Martin also asked questions about whether FRTA is even falsifiable, and lamented the absence of an alternative clear, single-sentence “singular” theory of aging.

No final resolution but on the balance it seems like the theory is on the ropes, as we’ve discussed here before.

(previous session)

Craig Skinner (Lin Lab, UC Davis): Identification of potential calorie restriction mimics in yeast using a nitric oxide-based screen. Yeast are an important model system in biogerontology, useful not only for genetic studies of longevity control but also for discovery of bioactive compounds. Calorie restriction (CR) in yeast causes increased levels of nitric oxide (NO) — somewhat surprising in that yeast cells lack a homolog of nitric oxide synthase — and elevated NO is sufficient to extend yeast lifespan. These observations led Skinner to screen a yeast deletion library for elevated NO levels, yielding several genes that extend lifespan.

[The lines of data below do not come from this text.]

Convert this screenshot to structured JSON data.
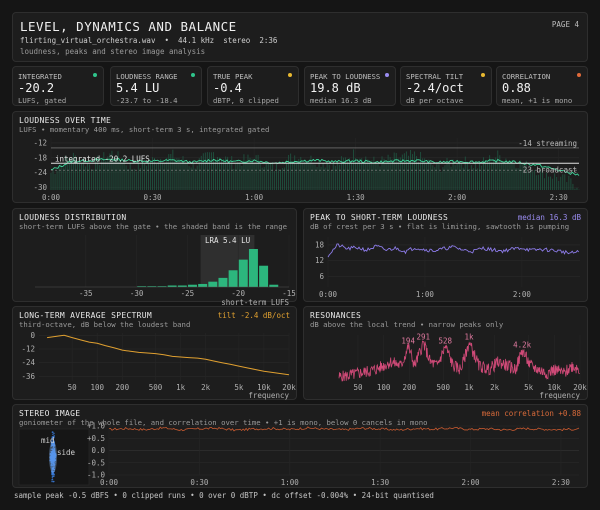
{
  "header": {
    "title": "LEVEL, DYNAMICS AND BALANCE",
    "page": "PAGE 4",
    "file": "flirting_virtual_orchestra.wav  •  44.1 kHz  stereo  2:36",
    "subtitle": "loudness, peaks and stereo image analysis"
  },
  "stats": [
    {
      "label": "INTEGRATED",
      "value": "-20.2",
      "sub": "LUFS, gated",
      "dot": "#2fc48b"
    },
    {
      "label": "LOUDNESS RANGE",
      "value": "5.4 LU",
      "sub": "-23.7 to -18.4",
      "dot": "#2fc48b"
    },
    {
      "label": "TRUE PEAK",
      "value": "-0.4",
      "sub": "dBTP, 0 clipped",
      "dot": "#e8b830"
    },
    {
      "label": "PEAK TO LOUDNESS",
      "value": "19.8 dB",
      "sub": "median 16.3 dB",
      "dot": "#9a8cf0"
    },
    {
      "label": "SPECTRAL TILT",
      "value": "-2.4/oct",
      "sub": "dB per octave",
      "dot": "#e8b830"
    },
    {
      "label": "CORRELATION",
      "value": "0.88",
      "sub": "mean, +1 is mono",
      "dot": "#e06a3a"
    }
  ],
  "loudness_time": {
    "title": "LOUDNESS OVER TIME",
    "subtitle": "LUFS • momentary 400 ms, short-term 3 s, integrated gated",
    "integrated_label": "integrated -20.2 LUFS",
    "streaming_label": "-14 streaming",
    "broadcast_label": "-23 broadcast",
    "y_ticks": [
      "-12",
      "-18",
      "-24",
      "-30"
    ],
    "x_ticks": [
      "0:00",
      "0:30",
      "1:00",
      "1:30",
      "2:00",
      "2:30"
    ]
  },
  "distribution": {
    "title": "LOUDNESS DISTRIBUTION",
    "subtitle": "short-term LUFS above the gate • the shaded band is the range",
    "lra_label": "LRA 5.4 LU",
    "x_ticks": [
      "-35",
      "-30",
      "-25",
      "-20",
      "-15"
    ],
    "xlabel": "short-term LUFS"
  },
  "psr": {
    "title": "PEAK TO SHORT-TERM LOUDNESS",
    "right": "median 16.3 dB",
    "subtitle": "dB of crest per 3 s • flat is limiting, sawtooth is pumping",
    "y_ticks": [
      "18",
      "12",
      "6"
    ],
    "x_ticks": [
      "0:00",
      "1:00",
      "2:00"
    ]
  },
  "spectrum": {
    "title": "LONG-TERM AVERAGE SPECTRUM",
    "right": "tilt -2.4 dB/oct",
    "subtitle": "third-octave, dB below the loudest band",
    "y_ticks": [
      "0",
      "-12",
      "-24",
      "-36"
    ],
    "x_ticks": [
      "50",
      "100",
      "200",
      "500",
      "1k",
      "2k",
      "5k",
      "10k",
      "20k"
    ],
    "xlabel": "frequency"
  },
  "resonances": {
    "title": "RESONANCES",
    "subtitle": "dB above the local trend • narrow peaks only",
    "peaks": [
      "194",
      "291",
      "528",
      "1k",
      "4.2k"
    ],
    "x_ticks": [
      "50",
      "100",
      "200",
      "500",
      "1k",
      "2k",
      "5k",
      "10k",
      "20k"
    ],
    "xlabel": "frequency"
  },
  "stereo": {
    "title": "STEREO IMAGE",
    "right": "mean correlation +0.88",
    "subtitle": "goniometer of the whole file, and correlation over time • +1 is mono, below 0 cancels in mono",
    "mid_label": "mid",
    "side_label": "side",
    "y_ticks": [
      "+1.0",
      "+0.5",
      "0.0",
      "-0.5",
      "-1.0"
    ],
    "x_ticks": [
      "0:00",
      "0:30",
      "1:00",
      "1:30",
      "2:00",
      "2:30"
    ]
  },
  "footer": "sample peak -0.5 dBFS • 0 clipped runs • 0 over 0 dBTP • dc offset -0.004% • 24-bit quantised",
  "chart_data": [
    {
      "type": "line",
      "title": "LOUDNESS OVER TIME",
      "xlabel": "",
      "ylabel": "LUFS",
      "xlim": [
        0,
        156
      ],
      "ylim": [
        -31,
        -10
      ],
      "reference_lines": [
        {
          "label": "streaming",
          "y": -14
        },
        {
          "label": "integrated",
          "y": -20.2
        },
        {
          "label": "broadcast",
          "y": -23
        }
      ],
      "series": [
        {
          "name": "momentary",
          "color": "#1f5e47",
          "x": [
            0,
            6,
            12,
            18,
            24,
            30,
            36,
            42,
            48,
            54,
            60,
            66,
            72,
            78,
            84,
            90,
            96,
            102,
            108,
            114,
            120,
            126,
            132,
            138,
            144,
            150,
            156
          ],
          "y": [
            -24,
            -17,
            -21,
            -16,
            -22,
            -19,
            -17,
            -21,
            -16,
            -20,
            -18,
            -22,
            -17,
            -19,
            -21,
            -16,
            -20,
            -18,
            -17,
            -22,
            -19,
            -21,
            -17,
            -20,
            -23,
            -26,
            -29
          ]
        },
        {
          "name": "short-term",
          "color": "#3fd49a",
          "x": [
            0,
            6,
            12,
            18,
            24,
            30,
            36,
            42,
            48,
            54,
            60,
            66,
            72,
            78,
            84,
            90,
            96,
            102,
            108,
            114,
            120,
            126,
            132,
            138,
            144,
            150,
            156
          ],
          "y": [
            -23,
            -19.5,
            -19,
            -18.6,
            -19.2,
            -19.4,
            -19,
            -19.8,
            -18.8,
            -19.6,
            -19.1,
            -20.1,
            -19.4,
            -19,
            -19.6,
            -19.2,
            -19.8,
            -19.3,
            -19.1,
            -19.9,
            -19.4,
            -19.7,
            -19.2,
            -19.9,
            -21,
            -23,
            -25
          ]
        }
      ]
    },
    {
      "type": "bar",
      "title": "LOUDNESS DISTRIBUTION",
      "xlabel": "short-term LUFS",
      "xlim": [
        -40,
        -15
      ],
      "lra": [
        -23.7,
        -18.4
      ],
      "categories": [
        -30,
        -29,
        -28,
        -27,
        -26,
        -25,
        -24,
        -23,
        -22,
        -21,
        -20,
        -19,
        -18,
        -17
      ],
      "values": [
        1,
        1,
        1,
        2,
        2,
        3,
        4,
        7,
        12,
        22,
        36,
        50,
        28,
        3
      ]
    },
    {
      "type": "line",
      "title": "PEAK TO SHORT-TERM LOUDNESS",
      "ylabel": "dB",
      "xlim": [
        0,
        156
      ],
      "ylim": [
        2,
        21
      ],
      "series": [
        {
          "name": "crest",
          "color": "#8c7be8",
          "x": [
            0,
            6,
            12,
            18,
            24,
            30,
            36,
            42,
            48,
            54,
            60,
            66,
            72,
            78,
            84,
            90,
            96,
            102,
            108,
            114,
            120,
            126,
            132,
            138,
            144,
            150,
            156
          ],
          "y": [
            14,
            18,
            16.5,
            17,
            16,
            17.5,
            16,
            16.8,
            15.5,
            17,
            16.2,
            15.8,
            16.6,
            17.2,
            16,
            15.6,
            16.8,
            16.1,
            15.7,
            16.4,
            16.9,
            15.9,
            16.3,
            16,
            15.6,
            14.8,
            15.4
          ]
        }
      ]
    },
    {
      "type": "line",
      "title": "LONG-TERM AVERAGE SPECTRUM",
      "xlabel": "frequency",
      "ylabel": "dB",
      "ylim": [
        -40,
        2
      ],
      "series": [
        {
          "name": "spectrum",
          "color": "#e0a030",
          "x": [
            25,
            32,
            40,
            50,
            63,
            80,
            100,
            125,
            160,
            200,
            250,
            315,
            400,
            500,
            630,
            800,
            1000,
            1250,
            1600,
            2000,
            2500,
            3150,
            4000,
            5000,
            6300,
            8000,
            10000,
            12500,
            16000,
            20000
          ],
          "y": [
            -2,
            -1,
            0,
            -2,
            -4,
            -6,
            -7,
            -9,
            -11,
            -13,
            -14,
            -15,
            -15.5,
            -16,
            -17,
            -18.5,
            -19,
            -19.5,
            -20,
            -21,
            -22.5,
            -24,
            -25.5,
            -27,
            -28.5,
            -30,
            -31.5,
            -32.5,
            -33.5,
            -34.5
          ]
        }
      ]
    },
    {
      "type": "line",
      "title": "RESONANCES",
      "xlabel": "frequency",
      "ylabel": "dB",
      "series": [
        {
          "name": "resonance",
          "color": "#d04a78",
          "x": [
            30,
            50,
            80,
            120,
            160,
            194,
            230,
            291,
            350,
            420,
            528,
            650,
            800,
            1000,
            1300,
            1700,
            2200,
            2800,
            3500,
            4200,
            5200,
            6500,
            8000,
            10000,
            13000,
            16000,
            20000
          ],
          "y": [
            1,
            2,
            3,
            5,
            4,
            9,
            4,
            10,
            5,
            4,
            9,
            4,
            3,
            10,
            4,
            3,
            5,
            4,
            3,
            8,
            4,
            3,
            2,
            3,
            2,
            4,
            3
          ]
        }
      ],
      "annotations": [
        "194",
        "291",
        "528",
        "1k",
        "4.2k"
      ]
    },
    {
      "type": "line",
      "title": "STEREO IMAGE",
      "ylabel": "correlation",
      "xlim": [
        0,
        156
      ],
      "ylim": [
        -1,
        1
      ],
      "series": [
        {
          "name": "correlation",
          "color": "#c85a30",
          "x": [
            0,
            6,
            12,
            18,
            24,
            30,
            36,
            42,
            48,
            54,
            60,
            66,
            72,
            78,
            84,
            90,
            96,
            102,
            108,
            114,
            120,
            126,
            132,
            138,
            144,
            150,
            156
          ],
          "y": [
            0.86,
            0.9,
            0.85,
            0.92,
            0.84,
            0.89,
            0.91,
            0.83,
            0.88,
            0.9,
            0.86,
            0.92,
            0.87,
            0.85,
            0.91,
            0.88,
            0.84,
            0.9,
            0.87,
            0.92,
            0.86,
            0.89,
            0.84,
            0.9,
            0.87,
            0.85,
            0.88
          ]
        }
      ]
    }
  ]
}
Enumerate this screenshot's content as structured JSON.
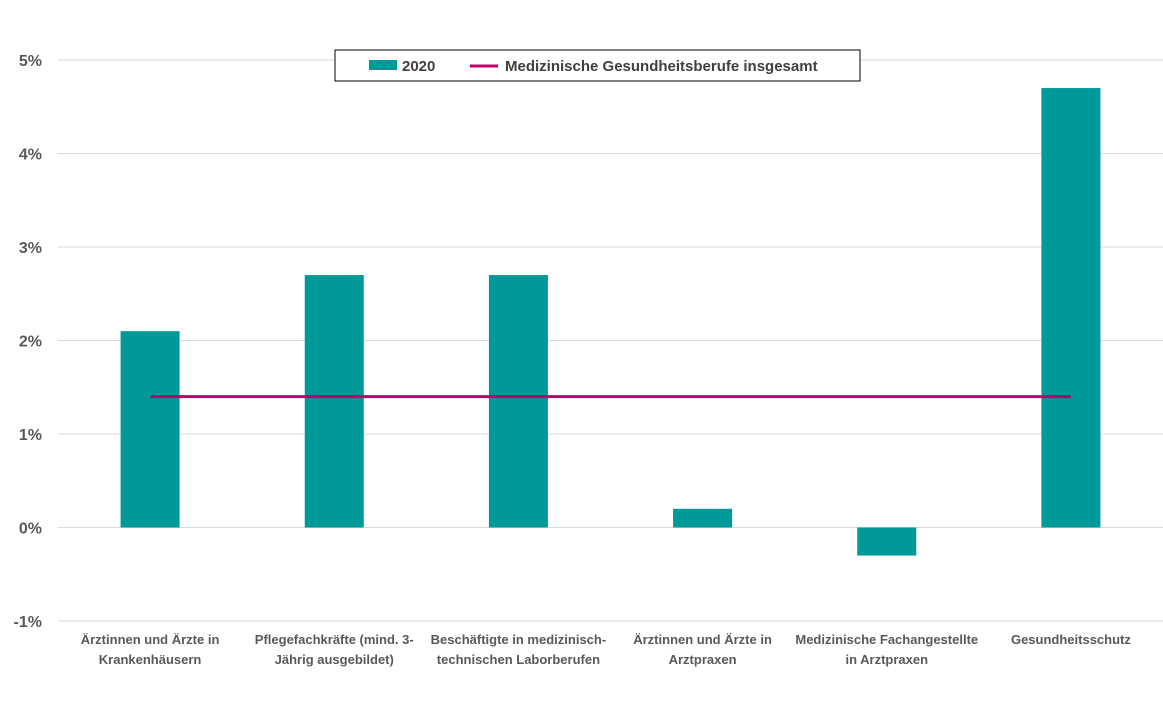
{
  "chart_data": {
    "type": "bar",
    "categories": [
      [
        "Ärztinnen und Ärzte in",
        "Krankenhäusern"
      ],
      [
        "Pflegefachkräfte (mind. 3-",
        "Jährig ausgebildet)"
      ],
      [
        "Beschäftigte in medizinisch-",
        "technischen Laborberufen"
      ],
      [
        "Ärztinnen und Ärzte in",
        "Arztpraxen"
      ],
      [
        "Medizinische Fachangestellte",
        "in Arztpraxen"
      ],
      [
        "Gesundheitsschutz"
      ]
    ],
    "series": [
      {
        "name": "2020",
        "type": "bar",
        "color": "#009999",
        "values": [
          2.1,
          2.7,
          2.7,
          0.2,
          -0.3,
          4.7
        ]
      },
      {
        "name": "Medizinische Gesundheitsberufe insgesamt",
        "type": "line",
        "color": "#C0006A",
        "value": 1.4
      }
    ],
    "yticks": [
      "5%",
      "4%",
      "3%",
      "2%",
      "1%",
      "0%",
      "-1%"
    ],
    "ylim": [
      -1,
      5
    ],
    "grid": true,
    "legend_position": "top-center",
    "title": "",
    "xlabel": "",
    "ylabel": ""
  }
}
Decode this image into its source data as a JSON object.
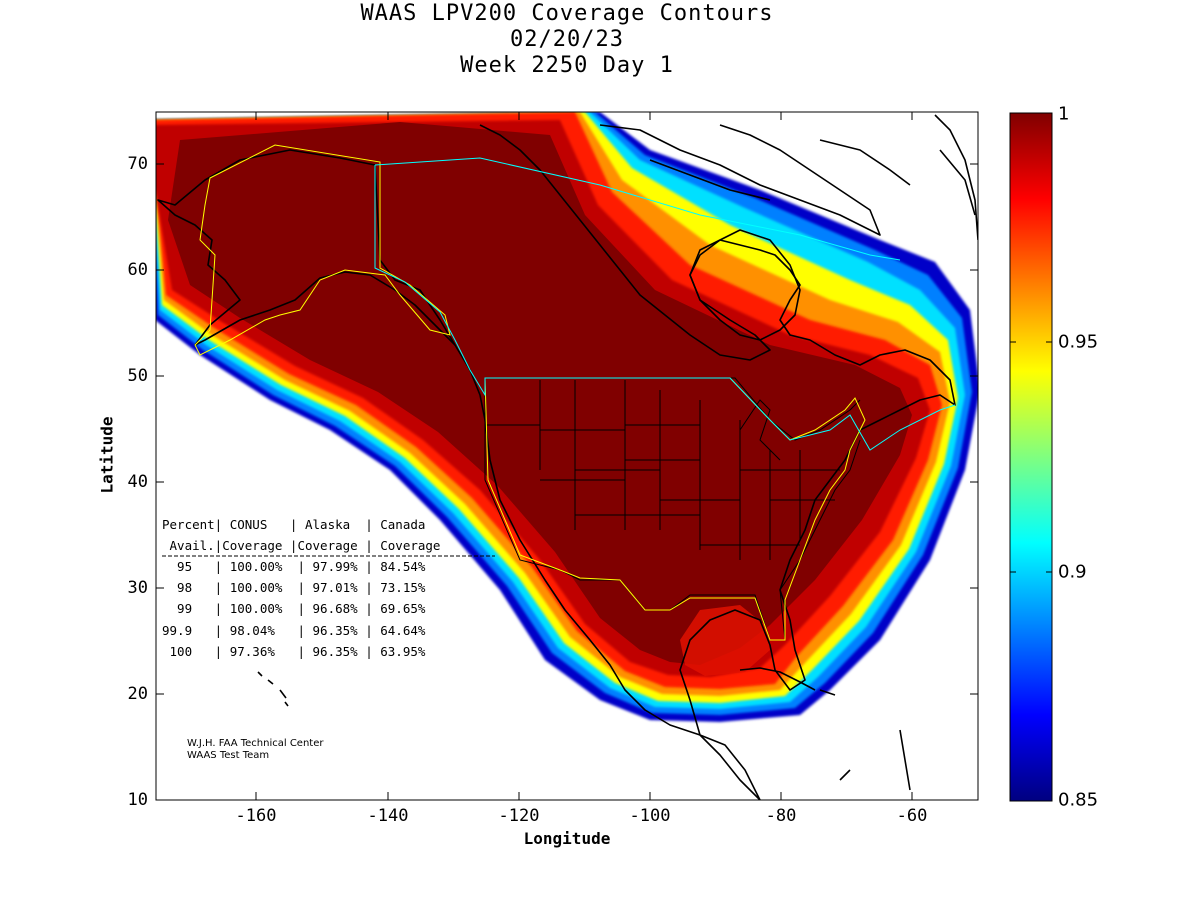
{
  "title": {
    "line1": "WAAS LPV200 Coverage Contours",
    "line2": "02/20/23",
    "line3": "Week 2250 Day 1"
  },
  "axes": {
    "xlabel": "Longitude",
    "ylabel": "Latitude",
    "xticks": [
      "-160",
      "-140",
      "-120",
      "-100",
      "-80",
      "-60"
    ],
    "yticks": [
      "70",
      "60",
      "50",
      "40",
      "30",
      "20",
      "10"
    ],
    "xrange": [
      -175,
      -50
    ],
    "yrange": [
      10,
      75
    ]
  },
  "colorbar": {
    "ticks": [
      "1",
      "0.95",
      "0.9",
      "0.85"
    ],
    "range": [
      0.85,
      1.0
    ],
    "colormap": "jet"
  },
  "table": {
    "header1": "Percent| CONUS   | Alaska  | Canada",
    "header2": " Avail.|Coverage |Coverage | Coverage",
    "separator": "-------------------------------------",
    "rows": [
      "  95   | 100.00%  | 97.99% | 84.54%",
      "  98   | 100.00%  | 97.01% | 73.15%",
      "  99   | 100.00%  | 96.68% | 69.65%",
      "99.9   | 98.04%   | 96.35% | 64.64%",
      " 100   | 97.36%   | 96.35% | 63.95%"
    ]
  },
  "credit": {
    "line1": "W.J.H. FAA Technical Center",
    "line2": "WAAS Test Team"
  },
  "colors": {
    "dark_red": "#800000",
    "red": "#ff0000",
    "orange": "#ff8000",
    "yellow": "#ffff00",
    "cyan": "#00ffff",
    "blue": "#0000ff",
    "navy": "#000080"
  }
}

Mark Lucanic (Lithgow Lab, Buck): Endocannabinoid signaling mediates the effect of diet on lifespan in C. elegans. Mutants in the dauer pathway in C. elegans often influence longevity; the daf-2 mutation, which causes constitutive dauer formation at elevated temperatures, extends lifespan by several fold. Lucanic discovered that endocannabinoids are involved in the regulation of the dauer pathway — and therefore, of longevity — either independently of or far downstream of daf-2 and daf-16. Endocannabinoids are upregulated under well-fed conditions, and shorten lifespan.

Delia David (Kenyon Lab, UCSF): Widespread protein aggregation is an inherent part of aging in C. elegans. Protein aggregates are a hallmark of many age-related neurodegenerative diseases, leading to the hypotheses that the cellular mileu changes with age in a manner that causes native, aggregation-prone proteins to form aggregates. David used mass spectrometry to identify a subset of normal worm proteins aggregate as a function of age. As with the proteins associated with neurodegeneration, specific proteins aggregate in specific cell types. Mutations that extend lifespan (such as daf-2) decrease aggregation, and tend to downregulate the expression of genes encoding aggregation-prone proteins. Curiously, regulators of protein homeostasis tend to aggregate themselves, leading to a destructive positive feedback loop in which the very factors that protect the cell from proteotoxicity disappear into aggregates, leading to further aggregation.

Cherry Tang (Zhong Lab, Berkeley): The Clearance of Ubiquitinated Protein Aggregates Via Autophagy. Autophagic protein degradation has been implicated in control of lifespan: autophagy slows cell and tissue aging. Tang has identified a protein that participates in degradation of ubiquitinated proteins and co-localizes with autophagosomes; when the protein is knocked down, protein aggregates become more toxic.